DIOgene_tutorial.Rmd

---
title: "DIOgene tutorial"
output: html_document
---


```{r setup, include=FALSE}
knitr::opts_chunk$set(echo = TRUE)
library(tidyverse)

source('inference_functions/DIOgene.R')
source('inference_functions/evaluateNetwork.R')

```

This document demonstrates the use of DIOgene based on a plant biology case study: the regulatory pathways of *Arabidopsis thaliana*'s roots in response to nitrate (N) induction from [Varala et al., 2018](https://www.ncbi.nlm.nih.gov/geo/query/acc.cgi?acc=GSE97500).

DIOgene uses as inputs the expression profiles of genes and TFBM information (it can also be another type of prior). 
Prior TFBM information was built by searching in the promoters of the nitrate-responsive genes (-1000 bp upstream and 200bp downstream of the TSS) the PWM of the N-responsive regulators found in the [JASPAR database](https://jaspar.genereg.net/). 

## Data import


### Expression data

Import of the expression data and the N-responsive genes and regulators :

```{r}
load('rdata/inference_input_N_response_varala.rdata')
genes <- input_data$grouped_genes; length(genes)
tfs <- input_data$grouped_regressors; length(tfs)
counts <- input_data$counts; dim(counts)
```

### TFBM data


```{r}
load("rdata/pwm_occurrences_N_response_varala.rdata")
dim(pwm_occurrence)
```

The following code illustrates how to use DIOgene on a subset of the data (the first 5 genes) with light parameters, for a fast demonstration. The code to reproduce the results of the paper on all the data and robust parameters can be found at the end of this notebook.

```{r}
# subsetting the input genes
genes <- genes[1:5]
```


# Running DIOgene

## Non-linear model (weightedRF)

```{r}
diogene_results <- DIOgene(counts, genes, tfs, pwm_occurrence, 
                           model = "non-linear", nrep = 5, 
                           nCores = 5, 
                           S = 100)

```


The `diogene` attribute in the results is the importance matrix between TFs and target genes with a gene specific tuning of alpha.
A final sparse GRN can then be pruned to a specific density with the following function:


```{r}

grn_RF <- weightedRF_network(diogene_results$diogene, 
                             density = 0.005, pwm_occurrence, 
                             genes, tfs)
  
head(grn_RF)
```

Finally, the following code can be used to plot the optimal alpha and the MSE trends as a function of EDI for a given gene, as in the 1st figure of the article (one gene here taken randomly):

```{r}
get_opt_alpha_per_gene(gene = sample(genes, size = 1), 
                       mats = diogene_results$mats, 
                       lmses = diogene_results$mse)
```

The DAP-Seq evaluation can b computed as follows:


```{r}
evaluate_networks(list("weightedRF" = grn_RF),
                  input_genes = genes, input_tfs = tfs,
                  validation = c("DAPSeq"),
                  nCores =1)
```


The resulting GRN can then be mined for biological insights.

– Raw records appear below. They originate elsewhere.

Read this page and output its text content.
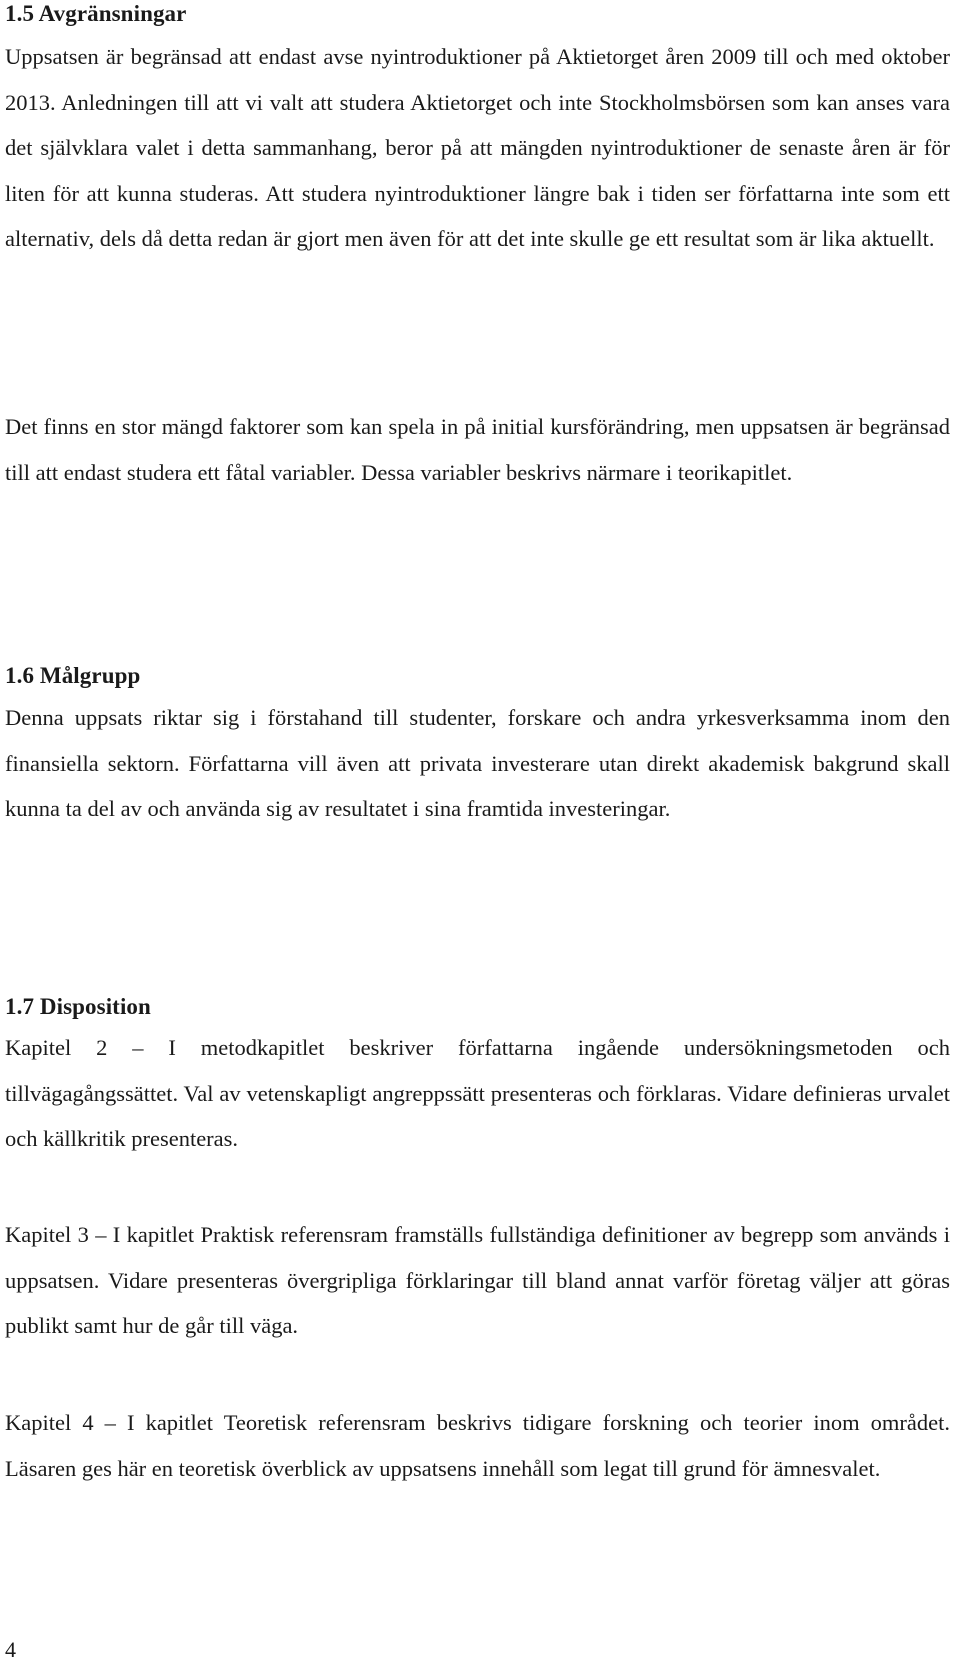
1.5 Avgränsningar

Uppsatsen är begränsad att endast avse nyintroduktioner på Aktietorget åren 2009 till och med oktober 2013. Anledningen till att vi valt att studera Aktietorget och inte Stockholmsbörsen som kan anses vara det självklara valet i detta sammanhang, beror på att mängden nyintroduktioner de senaste åren är för liten för att kunna studeras. Att studera nyintroduktioner längre bak i tiden ser författarna inte som ett alternativ, dels då detta redan är gjort men även för att det inte skulle ge ett resultat som är lika aktuellt.

Det finns en stor mängd faktorer som kan spela in på initial kursförändring, men uppsatsen är begränsad till att endast studera ett fåtal variabler. Dessa variabler beskrivs närmare i teorikapitlet.

1.6 Målgrupp

Denna uppsats riktar sig i förstahand till studenter, forskare och andra yrkesverksamma inom den finansiella sektorn. Författarna vill även att privata investerare utan direkt akademisk bakgrund skall kunna ta del av och använda sig av resultatet i sina framtida investeringar.

1.7 Disposition

Kapitel 2 – I metodkapitlet beskriver författarna ingående undersökningsmetoden och tillvägagångssättet. Val av vetenskapligt angreppssätt presenteras och förklaras. Vidare definieras urvalet och källkritik presenteras.

Kapitel 3 – I kapitlet Praktisk referensram framställs fullständiga definitioner av begrepp som används i uppsatsen. Vidare presenteras övergripliga förklaringar till bland annat varför företag väljer att göras publikt samt hur de går till väga.

Kapitel 4 – I kapitlet Teoretisk referensram beskrivs tidigare forskning och teorier inom området. Läsaren ges här en teoretisk överblick av uppsatsens innehåll som legat till grund för ämnesvalet.

4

## Linear model (weightedLASSO)

The use of DIOgene is very similar in the linear case:

```{r}
diogene_results <- DIOgene(counts, genes, tfs, pwm_occurrence, 
                           model = "linear", nrep = 3, 
                           nCores = 5, 
                           S = 5)

grn_lasso <- weightedLASSO_network(importances_lasso, density = 0.005, 
                                       pwm_occurrence, genes, tfs, decreasing = TRUE)
head(grn_lasso)
```

# Settings to reproduce the results of the article


These commands and parameters should be used to obtain results like those presented in our article:
(`genes` being the 1426 nitrate responsive genes).


```{r}
# reloading the full vector of genes data
load('rdata/inference_input_N_response_varala.rdata')
genes <- input_data$grouped_genes; length(genes)

diogene_results_non_linear <- DIOgene(counts, genes, tfs, pwm_occurrence, 
                           model = "non-linear", nrep = 100)
diogene_results_linear <- DIOgene(counts, genes, tfs, pwm_occurrence, 
                           model = "linear", nrep = 100)
```

Note: Running DIOgene for several hundreds of genes and a robust number of replicates requires several hours (even in parallel).